Offering credit along with MOOC completion has not caught on and remains at the centre of the debate among educators, although earlier this year the American Council on Education recommended five courses on the Coursera platform for accreditation. Still, none of the universities providing the courses have confirmed whether they will award credit or not.

“Joining consortia is a rational way for universities to share the cost and reputational risk of online provisions”

What is in it for universities?

There is an element of the bandwagon about the hype surrounding MOOCs with universities worried about missing the boat. All are aware that a presence in this space – whatever the student demographic – carries inherent brand name awareness. The other point is that with the evolution of tech platforms like MIT and Harvard’s Edx hosting MOOCs, it is a relatively low-stakes game for institutions. “Joining consortia is a rational way for universities to share the cost and reputational risk of online provisions,” wrote William Lawton and Alex Katsomitros of the Observatory on Borderless Higher Education in a recent report on the subject.

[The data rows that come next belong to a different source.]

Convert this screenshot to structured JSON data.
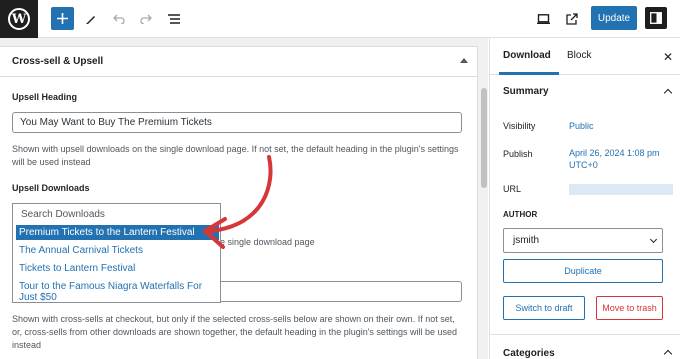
{
  "toolbar": {
    "update_label": "Update",
    "icons": [
      "wordpress-logo",
      "plus-icon",
      "pen-icon",
      "undo-icon",
      "redo-icon",
      "list-view-icon",
      "desktop-preview-icon",
      "external-link-icon",
      "sidebar-toggle-icon"
    ],
    "accent": "#2271b1"
  },
  "meta_box": {
    "title": "Cross-sell & Upsell",
    "upsell_heading_label": "Upsell Heading",
    "upsell_heading_value": "You May Want to Buy The Premium Tickets",
    "upsell_heading_desc": "Shown with upsell downloads on the single download page. If not set, the default heading in the plugin's settings will be used instead",
    "upsell_downloads_label": "Upsell Downloads",
    "dropdown": {
      "search_placeholder": "Search Downloads",
      "items": [
        "Premium Tickets to the Lantern Festival",
        "The Annual Carnival Tickets",
        "Tickets to Lantern Festival",
        "Tour to the Famous Niagra Waterfalls For Just $50"
      ]
    },
    "hidden_desc_tail": "e single download page",
    "crosssell_desc": "Shown with cross-sells at checkout, but only if the selected cross-sells below are shown on their own. If not set, or, cross-sells from other downloads are shown together, the default heading in the plugin's settings will be used instead"
  },
  "sidebar": {
    "tabs": [
      "Download",
      "Block"
    ],
    "summary_title": "Summary",
    "visibility_label": "Visibility",
    "visibility_value": "Public",
    "publish_label": "Publish",
    "publish_value": "April 26, 2024 1:08 pm UTC+0",
    "url_label": "URL",
    "author_label": "AUTHOR",
    "author_value": "jsmith",
    "duplicate_label": "Duplicate",
    "switch_draft_label": "Switch to draft",
    "move_trash_label": "Move to trash",
    "categories_title": "Categories"
  },
  "colors": {
    "annotation_arrow": "#d63638",
    "danger": "#d63638"
  }
}
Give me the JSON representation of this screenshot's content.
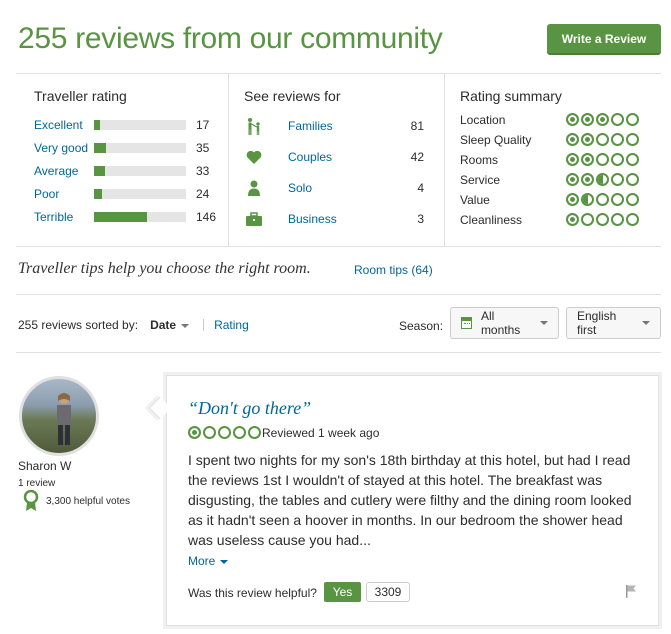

There are costs, of course, but the real revolution is in how funding for access to education is raised through the model, they say. “The modus operandi of the traditional [higher education] sector is taking a lot of money from a controlled number of students. With MOOCs it is charging hundreds of thousands of students a minimum fee.”

If universities have yet to benefit from MOOCs financially, platform provider Coursera, launched by two Stanford University computer science professors in April 2012, has shown its profit potential. It recently raised US$43 million (on top of US$22 million last year) from private investors to double its employee base to about 100, extend its mobile apps and enable students to be charged for completion certificates.